“Caccia” innocua al lupo: il Parco del Ticino partecipa al monitoraggio
In particolare la zona lungo il fiume è un fondamentale corridoio ecologico, nel collegamento tra Alpi e Appennino: per questo il Parco entra nel primo progetto di monitoraggio nazionale
Sarà una “fotografia” del lupo in Italia, scattata in un momento preciso, per capire dove e quanti sono gli esemplari – maschi e femmine – presenti dalle Alpi all’Appennino.
“Il primo monitoraggio del lupo in Italia” è il grande studio nazionale che si concluderà a marzo 2021. E in questo studio ha un ruolo importante anche il Parco del Ticino: territorio non montagnoso, ma fondamentale corridoio ecologico, in particolare proprio nelle zone lungo il fiume, per passare – appunto – dalle Alpi agli Appennini, dall’Ossola all’Oltrepo Pavese.
In questi mesi verranno perlustrati percorsi prestabiliti (“transetti”) in spazi naturali, a diverse quote, sull’intero territorio nazionale sulle tracce del lupo per raccogliere specifici dati di campo. Per la prima volta le Istituzioni nazionali uniscono le forze per ottenere una “fotografia” aggiornata sulla presenza e la distribuzione di questa specie in Italia, utilizzando disegni di campionamento e protocolli standardizzati avanzati, messi a punto dall‘Istituto Superiore per la Protezione e la Ricerca Ambientale (Ispra). A questo ambizioso progetto partecipa anche il Parco del Ticino che vedrà coinvolti, insieme ai Guardiaparco, personale dell’area protetta, volontari e ricercatori dell’Università degli Studi di Milano-Bicocca e dell’Università di Pavia.
«Questa attività – spiega il consigliere del Parco del Ticino, Francesca Monno – si collega e si affianca ad un progetto di monitoraggio della presenza del lupo nel Parco già in corso da alcuni anni, volta a valutare la funzionalità del bacino del Ticino come corridoio ecologico (via di transito) per la specie tra le Alpi e l’arco Appenninico. In generale, i piani di monitoraggio costituiscono uno strumento essenziale per valutare l’evoluzione dello stato di conservazione o di espansione di una specie e, quindi, l’efficienza delle misure gestionali messe in atto dalle Amministrazioni».
In Italia, il monitoraggio del lupo su scala nazionale è previsto dal vigente quadro normativo, poiché il lupo è inserito tra le specie di interesse comunitario.
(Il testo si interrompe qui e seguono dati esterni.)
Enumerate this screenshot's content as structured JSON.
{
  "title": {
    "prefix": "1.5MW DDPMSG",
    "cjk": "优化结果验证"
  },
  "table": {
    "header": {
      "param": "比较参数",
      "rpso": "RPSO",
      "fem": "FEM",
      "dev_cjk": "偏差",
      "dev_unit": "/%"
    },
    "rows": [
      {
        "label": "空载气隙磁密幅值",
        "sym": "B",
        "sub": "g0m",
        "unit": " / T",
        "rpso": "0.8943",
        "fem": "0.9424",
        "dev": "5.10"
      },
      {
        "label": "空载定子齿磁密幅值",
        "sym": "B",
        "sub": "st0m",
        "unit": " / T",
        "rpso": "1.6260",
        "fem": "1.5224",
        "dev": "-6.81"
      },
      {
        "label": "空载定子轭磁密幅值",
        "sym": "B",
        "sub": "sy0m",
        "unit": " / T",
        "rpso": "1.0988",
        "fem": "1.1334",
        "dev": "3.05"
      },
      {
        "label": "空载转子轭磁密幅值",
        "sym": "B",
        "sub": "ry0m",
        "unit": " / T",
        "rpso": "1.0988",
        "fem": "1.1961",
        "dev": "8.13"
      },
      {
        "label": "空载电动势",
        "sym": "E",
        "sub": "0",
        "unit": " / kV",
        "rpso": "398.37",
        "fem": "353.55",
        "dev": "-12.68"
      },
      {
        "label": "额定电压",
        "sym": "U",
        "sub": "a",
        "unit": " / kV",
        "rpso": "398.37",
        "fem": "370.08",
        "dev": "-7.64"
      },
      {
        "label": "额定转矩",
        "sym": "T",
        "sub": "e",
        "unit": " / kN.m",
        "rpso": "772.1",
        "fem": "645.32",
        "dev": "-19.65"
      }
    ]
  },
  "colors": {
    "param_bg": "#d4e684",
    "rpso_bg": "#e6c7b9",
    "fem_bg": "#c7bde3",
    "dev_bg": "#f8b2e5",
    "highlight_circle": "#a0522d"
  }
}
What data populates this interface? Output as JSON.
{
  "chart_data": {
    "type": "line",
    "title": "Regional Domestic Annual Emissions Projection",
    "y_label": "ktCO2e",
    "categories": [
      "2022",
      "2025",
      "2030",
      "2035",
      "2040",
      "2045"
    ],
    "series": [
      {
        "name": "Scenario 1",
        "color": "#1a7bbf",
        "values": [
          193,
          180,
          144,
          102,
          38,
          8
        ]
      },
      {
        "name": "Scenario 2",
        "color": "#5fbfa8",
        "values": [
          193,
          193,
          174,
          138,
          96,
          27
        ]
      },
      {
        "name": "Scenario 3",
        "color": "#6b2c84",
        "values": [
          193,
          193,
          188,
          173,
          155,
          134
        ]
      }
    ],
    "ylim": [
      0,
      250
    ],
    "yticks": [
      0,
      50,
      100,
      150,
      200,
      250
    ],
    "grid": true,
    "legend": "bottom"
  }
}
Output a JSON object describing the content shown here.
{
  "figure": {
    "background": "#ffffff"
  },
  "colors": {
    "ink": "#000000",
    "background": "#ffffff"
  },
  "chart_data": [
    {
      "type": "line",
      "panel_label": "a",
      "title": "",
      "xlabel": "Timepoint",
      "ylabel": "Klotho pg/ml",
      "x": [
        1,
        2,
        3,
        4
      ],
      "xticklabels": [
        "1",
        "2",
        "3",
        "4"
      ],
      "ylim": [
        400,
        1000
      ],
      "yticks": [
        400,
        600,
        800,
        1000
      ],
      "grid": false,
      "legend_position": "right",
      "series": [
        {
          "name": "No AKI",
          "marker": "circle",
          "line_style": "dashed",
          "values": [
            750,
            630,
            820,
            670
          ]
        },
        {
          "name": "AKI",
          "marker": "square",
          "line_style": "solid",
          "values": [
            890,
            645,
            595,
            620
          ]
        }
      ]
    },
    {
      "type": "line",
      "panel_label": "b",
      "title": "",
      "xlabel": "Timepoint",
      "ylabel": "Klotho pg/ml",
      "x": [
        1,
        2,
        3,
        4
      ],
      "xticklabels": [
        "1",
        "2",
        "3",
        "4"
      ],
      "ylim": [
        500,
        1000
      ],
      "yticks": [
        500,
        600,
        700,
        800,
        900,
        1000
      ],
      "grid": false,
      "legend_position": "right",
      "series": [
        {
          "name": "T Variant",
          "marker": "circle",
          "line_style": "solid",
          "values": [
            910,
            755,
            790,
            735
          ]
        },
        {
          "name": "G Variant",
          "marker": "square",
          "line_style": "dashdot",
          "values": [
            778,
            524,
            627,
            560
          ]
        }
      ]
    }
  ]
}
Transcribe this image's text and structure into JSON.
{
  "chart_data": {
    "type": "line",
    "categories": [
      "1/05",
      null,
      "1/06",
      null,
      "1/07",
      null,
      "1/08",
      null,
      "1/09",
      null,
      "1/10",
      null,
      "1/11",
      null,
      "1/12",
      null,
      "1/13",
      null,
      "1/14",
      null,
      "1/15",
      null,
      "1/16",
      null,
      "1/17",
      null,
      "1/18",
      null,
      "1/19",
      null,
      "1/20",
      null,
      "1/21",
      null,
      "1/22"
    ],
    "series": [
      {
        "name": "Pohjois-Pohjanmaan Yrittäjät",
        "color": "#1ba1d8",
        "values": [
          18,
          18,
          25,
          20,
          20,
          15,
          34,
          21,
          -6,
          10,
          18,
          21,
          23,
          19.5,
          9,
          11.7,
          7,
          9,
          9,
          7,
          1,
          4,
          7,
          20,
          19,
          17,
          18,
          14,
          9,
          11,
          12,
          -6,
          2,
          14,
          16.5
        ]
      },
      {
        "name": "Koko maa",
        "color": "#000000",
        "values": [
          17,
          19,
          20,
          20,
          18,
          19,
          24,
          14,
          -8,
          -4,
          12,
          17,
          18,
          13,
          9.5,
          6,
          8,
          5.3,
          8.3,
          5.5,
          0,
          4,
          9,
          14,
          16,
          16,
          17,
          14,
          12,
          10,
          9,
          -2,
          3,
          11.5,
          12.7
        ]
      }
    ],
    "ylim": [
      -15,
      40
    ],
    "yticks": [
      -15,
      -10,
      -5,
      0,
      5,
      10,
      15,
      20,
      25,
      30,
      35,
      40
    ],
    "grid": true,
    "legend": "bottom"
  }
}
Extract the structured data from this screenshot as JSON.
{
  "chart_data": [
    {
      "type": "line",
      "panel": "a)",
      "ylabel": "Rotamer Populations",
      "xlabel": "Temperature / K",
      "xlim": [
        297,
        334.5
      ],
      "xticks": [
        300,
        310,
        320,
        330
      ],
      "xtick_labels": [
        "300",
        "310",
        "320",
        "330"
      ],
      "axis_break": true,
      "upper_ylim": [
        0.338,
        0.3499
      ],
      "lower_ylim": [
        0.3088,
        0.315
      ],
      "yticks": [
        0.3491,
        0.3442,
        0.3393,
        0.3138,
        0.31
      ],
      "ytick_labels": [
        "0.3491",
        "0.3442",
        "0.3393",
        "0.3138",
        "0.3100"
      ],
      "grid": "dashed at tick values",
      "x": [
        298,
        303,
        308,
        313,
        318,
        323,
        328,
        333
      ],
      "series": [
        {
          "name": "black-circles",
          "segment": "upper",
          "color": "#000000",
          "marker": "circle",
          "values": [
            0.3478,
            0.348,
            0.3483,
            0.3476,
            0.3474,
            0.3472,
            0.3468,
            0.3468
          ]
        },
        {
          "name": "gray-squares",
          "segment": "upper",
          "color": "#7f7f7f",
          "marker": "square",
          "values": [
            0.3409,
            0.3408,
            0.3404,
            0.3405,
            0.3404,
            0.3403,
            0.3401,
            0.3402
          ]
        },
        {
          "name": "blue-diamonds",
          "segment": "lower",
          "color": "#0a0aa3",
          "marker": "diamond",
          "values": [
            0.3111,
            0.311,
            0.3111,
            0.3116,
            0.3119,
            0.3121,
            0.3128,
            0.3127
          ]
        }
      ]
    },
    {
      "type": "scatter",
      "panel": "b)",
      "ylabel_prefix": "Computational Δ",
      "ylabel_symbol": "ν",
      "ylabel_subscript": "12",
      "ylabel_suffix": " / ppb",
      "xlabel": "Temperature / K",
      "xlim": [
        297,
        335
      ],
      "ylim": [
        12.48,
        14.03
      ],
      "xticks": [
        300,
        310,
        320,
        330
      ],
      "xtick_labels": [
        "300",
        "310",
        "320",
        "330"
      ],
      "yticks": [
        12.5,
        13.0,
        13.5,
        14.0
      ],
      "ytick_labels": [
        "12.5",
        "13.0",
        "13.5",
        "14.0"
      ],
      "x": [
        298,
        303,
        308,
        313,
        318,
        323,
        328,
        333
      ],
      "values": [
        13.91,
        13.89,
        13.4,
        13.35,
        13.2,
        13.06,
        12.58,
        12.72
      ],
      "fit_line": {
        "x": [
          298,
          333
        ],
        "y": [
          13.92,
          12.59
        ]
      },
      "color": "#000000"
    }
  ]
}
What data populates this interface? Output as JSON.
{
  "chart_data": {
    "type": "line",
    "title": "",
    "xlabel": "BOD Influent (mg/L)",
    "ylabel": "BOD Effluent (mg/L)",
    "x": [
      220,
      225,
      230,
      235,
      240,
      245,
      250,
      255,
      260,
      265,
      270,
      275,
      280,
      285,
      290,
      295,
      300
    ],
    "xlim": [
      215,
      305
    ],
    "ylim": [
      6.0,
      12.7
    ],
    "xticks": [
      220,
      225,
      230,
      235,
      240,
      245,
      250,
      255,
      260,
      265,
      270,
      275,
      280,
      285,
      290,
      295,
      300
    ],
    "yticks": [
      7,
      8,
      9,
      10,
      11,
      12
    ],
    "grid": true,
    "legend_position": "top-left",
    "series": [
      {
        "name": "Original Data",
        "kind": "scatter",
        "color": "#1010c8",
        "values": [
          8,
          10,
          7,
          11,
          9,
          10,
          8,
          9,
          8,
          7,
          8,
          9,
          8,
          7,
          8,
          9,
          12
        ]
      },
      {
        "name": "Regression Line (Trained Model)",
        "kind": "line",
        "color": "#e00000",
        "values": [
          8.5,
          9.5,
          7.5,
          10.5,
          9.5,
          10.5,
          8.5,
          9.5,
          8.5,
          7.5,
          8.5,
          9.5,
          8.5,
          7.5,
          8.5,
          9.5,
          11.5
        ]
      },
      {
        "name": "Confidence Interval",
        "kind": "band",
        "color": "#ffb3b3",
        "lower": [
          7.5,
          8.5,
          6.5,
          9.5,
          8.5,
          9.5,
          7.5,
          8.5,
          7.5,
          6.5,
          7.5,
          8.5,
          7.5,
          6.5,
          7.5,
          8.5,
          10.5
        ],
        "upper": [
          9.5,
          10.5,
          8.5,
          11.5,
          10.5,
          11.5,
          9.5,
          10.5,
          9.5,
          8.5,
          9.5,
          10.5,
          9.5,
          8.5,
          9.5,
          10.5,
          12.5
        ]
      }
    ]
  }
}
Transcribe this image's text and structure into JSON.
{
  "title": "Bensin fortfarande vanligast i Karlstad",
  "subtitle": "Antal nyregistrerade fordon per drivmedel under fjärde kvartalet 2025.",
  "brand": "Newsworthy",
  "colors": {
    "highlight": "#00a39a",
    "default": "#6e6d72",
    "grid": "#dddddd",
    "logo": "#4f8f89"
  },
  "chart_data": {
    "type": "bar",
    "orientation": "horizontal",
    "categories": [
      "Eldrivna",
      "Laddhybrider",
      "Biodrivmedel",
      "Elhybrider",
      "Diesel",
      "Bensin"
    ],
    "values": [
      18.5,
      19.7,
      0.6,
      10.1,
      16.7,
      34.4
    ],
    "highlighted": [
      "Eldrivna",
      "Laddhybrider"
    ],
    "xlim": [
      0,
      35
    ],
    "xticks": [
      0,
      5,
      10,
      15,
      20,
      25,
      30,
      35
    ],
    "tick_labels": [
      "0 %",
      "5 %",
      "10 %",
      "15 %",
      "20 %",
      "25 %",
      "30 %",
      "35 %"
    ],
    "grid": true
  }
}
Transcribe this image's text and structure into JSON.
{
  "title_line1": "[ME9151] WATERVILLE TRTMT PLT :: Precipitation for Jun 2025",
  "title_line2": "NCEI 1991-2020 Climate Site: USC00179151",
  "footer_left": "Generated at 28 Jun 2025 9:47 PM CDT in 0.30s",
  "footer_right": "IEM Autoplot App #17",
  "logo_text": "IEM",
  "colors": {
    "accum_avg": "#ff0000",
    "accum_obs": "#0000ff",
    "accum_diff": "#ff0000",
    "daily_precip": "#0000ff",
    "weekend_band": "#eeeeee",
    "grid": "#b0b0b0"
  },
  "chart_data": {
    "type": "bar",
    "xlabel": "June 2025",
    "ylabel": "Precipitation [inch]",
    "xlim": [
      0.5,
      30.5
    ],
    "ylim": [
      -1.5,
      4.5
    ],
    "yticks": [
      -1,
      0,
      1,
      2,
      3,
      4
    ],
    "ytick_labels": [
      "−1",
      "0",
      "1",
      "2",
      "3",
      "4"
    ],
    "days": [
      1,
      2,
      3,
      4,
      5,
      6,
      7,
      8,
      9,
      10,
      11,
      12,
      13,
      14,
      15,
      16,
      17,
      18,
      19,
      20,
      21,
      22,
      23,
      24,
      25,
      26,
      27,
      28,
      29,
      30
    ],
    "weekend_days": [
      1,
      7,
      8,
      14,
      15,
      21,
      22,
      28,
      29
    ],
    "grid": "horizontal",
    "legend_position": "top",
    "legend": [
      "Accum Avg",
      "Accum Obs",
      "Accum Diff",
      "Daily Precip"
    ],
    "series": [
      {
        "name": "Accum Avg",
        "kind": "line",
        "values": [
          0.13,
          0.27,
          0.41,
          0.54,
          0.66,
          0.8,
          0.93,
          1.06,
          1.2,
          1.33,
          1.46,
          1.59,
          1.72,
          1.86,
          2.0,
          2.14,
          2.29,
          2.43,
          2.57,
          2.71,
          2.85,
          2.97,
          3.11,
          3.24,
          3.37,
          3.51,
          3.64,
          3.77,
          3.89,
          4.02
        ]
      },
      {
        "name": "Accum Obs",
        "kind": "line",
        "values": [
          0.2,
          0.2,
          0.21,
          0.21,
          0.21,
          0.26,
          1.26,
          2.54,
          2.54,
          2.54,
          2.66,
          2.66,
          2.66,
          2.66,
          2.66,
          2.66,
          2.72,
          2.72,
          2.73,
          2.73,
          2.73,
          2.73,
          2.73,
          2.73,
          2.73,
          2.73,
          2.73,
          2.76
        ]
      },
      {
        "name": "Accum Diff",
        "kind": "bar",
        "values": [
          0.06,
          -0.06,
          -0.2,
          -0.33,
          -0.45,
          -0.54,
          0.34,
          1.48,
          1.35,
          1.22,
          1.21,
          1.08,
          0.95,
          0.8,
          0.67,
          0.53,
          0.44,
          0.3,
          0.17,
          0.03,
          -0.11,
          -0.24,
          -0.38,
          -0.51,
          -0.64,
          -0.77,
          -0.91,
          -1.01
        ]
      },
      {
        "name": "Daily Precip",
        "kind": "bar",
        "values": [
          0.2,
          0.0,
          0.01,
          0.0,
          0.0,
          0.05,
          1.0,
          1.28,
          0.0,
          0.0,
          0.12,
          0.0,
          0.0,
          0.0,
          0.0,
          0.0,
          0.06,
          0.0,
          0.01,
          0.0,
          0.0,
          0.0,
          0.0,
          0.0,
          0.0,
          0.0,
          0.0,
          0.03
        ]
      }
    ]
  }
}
«Non va dimenticato, peraltro, che il lupo resta il principale alleato dell’uomo nel contrasto alla presenza del cinghiale» conclude Francesca Monno. «La dieta del lupo è, infatti, rappresentata da prede selvatiche quando riesce a reperirne in abbondanza e di certo il cinghiale rappresenta una porzione abbondante della dieta nei Paesi del Mediterraneo con frequenze variabili, ma in tutte le aree».
Nel Parco, il lupo è stato segnalato nel 2012 e poi nel 2017 (nella foto). La sua presenza assume qui anche un rilievo particolare: il suo essere all’apice della catena alimentare lo pone come elemento riequilibratore naturale delle popolazioni di ungulati. Se le mutate condizioni ambientali e sociali rendano oggi ingiustificata e anacronistica l’ipotesi di situazioni di pericolo per l’uomo, all’opposto possono contribuire a ridurre la presenza dei cinghiali, quelli sì dannosi e pericolosi per l’uomo (fino ai casi mortali, per incidente stradale).
Il Parco del Ticino, a seguito della prima segnalazione che risale al 2012, ha già avviato da alcuni anni una collaborazione con le Università di Pavia e Milano – Bicocca per il monitoraggio del Lupo nell’area protetta e sta provvedendo alla formazione di tecnici, guardiaparco e volontari finalizzata al riconoscimento dei segni di presenza del lupo, con l’obiettivo di stimare l’areale della specie nel Parco del Ticino e nelle aree limitrofe e di raccogliere campioni per le analisi genetiche.
È utile ricordare che al momento si tratta di segnalazioni di rari esemplari in dispersione, ma resta il fatto che la presenza del lupo conferma il ruolo della Valle del Ticino come corridoio ecologico funzionale tra Alpi ed Appennini: i boschi perifluviali sono infatti caratterizzati da livelli di naturalità tali da consentire ad un grande predatore come il lupo di utilizzarle nella fase di dispersione, trovando una via di congiunzione fra le popolazioni dell’Appennino e quelle delle Alpi.